Thiazole-based Inhibitors and Bisamide Heterocycle Inhibitors of Scavenger Receptor BI


Scavenger receptor class B, type I (SR-BI) inhibitors act as molecular tools to probe for the function of SR-BI in greater detail. Additionally, because of the known role of SR-BI in the transfer of cholesterol between cells and high-density lipoproteins (HDL), SR-BI inhibitors can be used to increase plasma HDL-cholesterol (HDL-C) concentration, which epidemiologic studies have shown is inversely related to atherosclerosis severity. SR-BI inhibitors could also potentially block cellular entry of HCV and malaria parasites that use SR-BI as co-receptors, thus, acting as potential therapy against HCV infection and malaria.

Problem Addressed

SR-BI is a member of CD36 superfamily, and is the primary receptor responsible for mediating selective transport of cholesterol between high-density lipoprotein (HDL) and cells. The mechanism of this transport is poorly understood but it is known to be dramatically different from classic endocytic uptake. In addition to cholesterol, SR-BI can also interact and transport a wide variety of other lipids and ligands. Thus, there is a need for molecular tools to probe the biology of SR-BI further.

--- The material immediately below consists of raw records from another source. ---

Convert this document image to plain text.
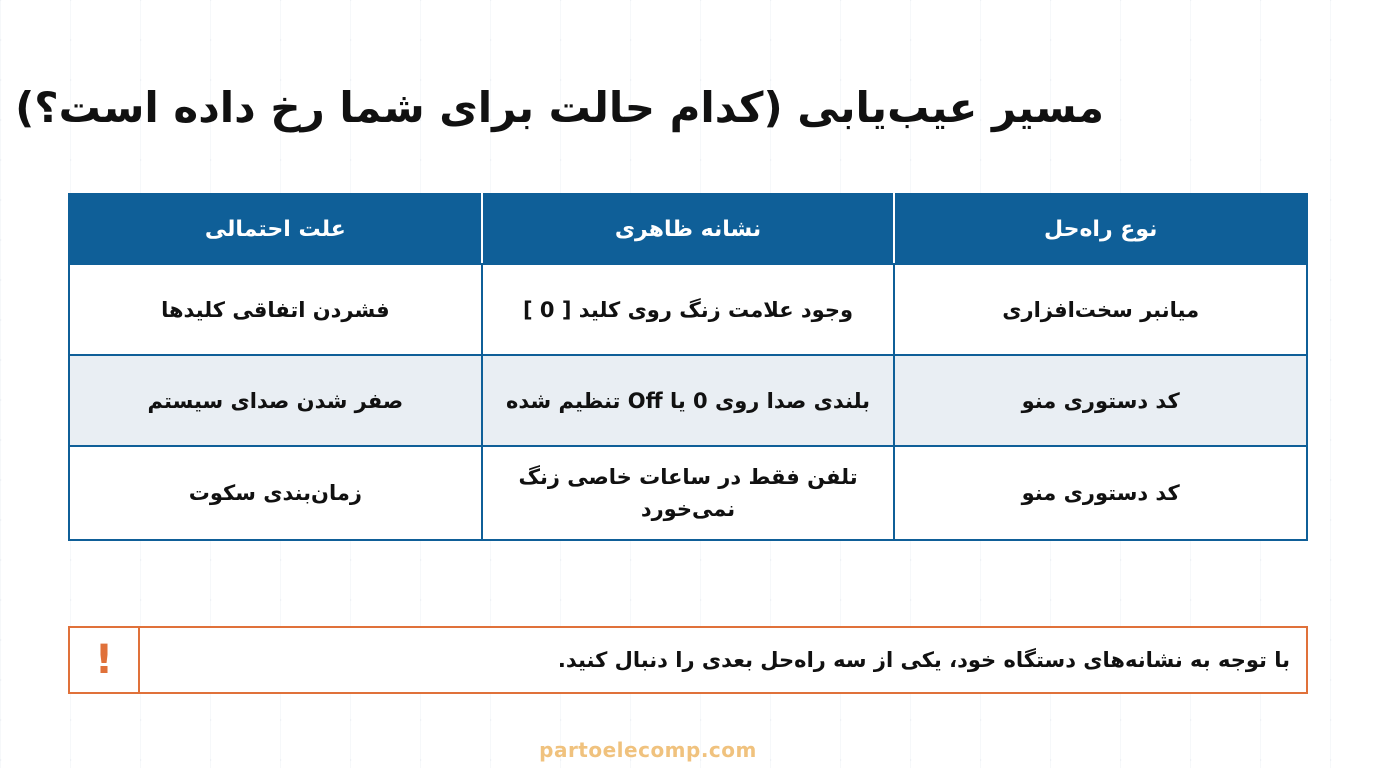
مسیر عیب‌یابی (کدام حالت برای شما رخ داده است؟)
نوع راه‌حل	نشانه ظاهری	علت احتمالی
میانبر سخت‌افزاری	وجود علامت زنگ روی کلید [ 0 ]	فشردن اتفاقی کلیدها
کد دستوری منو	بلندی صدا روی 0 یا Off تنظیم شده	صفر شدن صدای سیستم
کد دستوری منو	تلفن فقط در ساعات خاصی زنگ نمی‌خورد	زمان‌بندی سکوت
با توجه به نشانه‌های دستگاه خود، یکی از سه راه‌حل بعدی را دنبال کنید.
!
partoelecomp.com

There are multiple potential therapeutic applications of SR-BI inhibitors. In addition to its significant influence on lipoprotein metabolism, SR-BI has been shown to influence a wide variety of physiologic and pathophysiologic systems, including hypercholesterolemia and coronary artery disease, female infertility, adrenal insufficiency, anemia, thrombocytopenia, endothelial dysfunction, immune/inflammatory defects, susceptibility to deep vein thrombosis and association with some cancers.  In addition, SR-BI acts as a co-receptor for cellular entry of HCV and malaria parasites.  In some of these cases (e.g., HCV and malarial infection, cancer), targeting SR-BI presents an attractive approach to therapy.


ML278 and ML279 are two of the inhibitors of SR-BI that were discovered in a high throughput screen. These molecules work by increasing the binding of HDL to SR-BI while reversibly inhibiting the transfer of cholesterol. ML278 and ML279 were shown to inhibit SR-B1 both selectively and potently in the screen assay with IC50s of 6 and 17 nM, respectively. It is important to note that these lead compounds showed superior potency in the screen assays compared to the clinical SR-B1 inhibitor ITX-5061.


  • ML278 and ML279 are selective, reversible, and potent inhibitors of SR-BI
  • The lead compounds have superior potency compared to the clinical compound ITX-5061
  • Inhibitors of SR-BI could be potential therapeutic agents to treat atherosclerosis and HCV and malarial infections.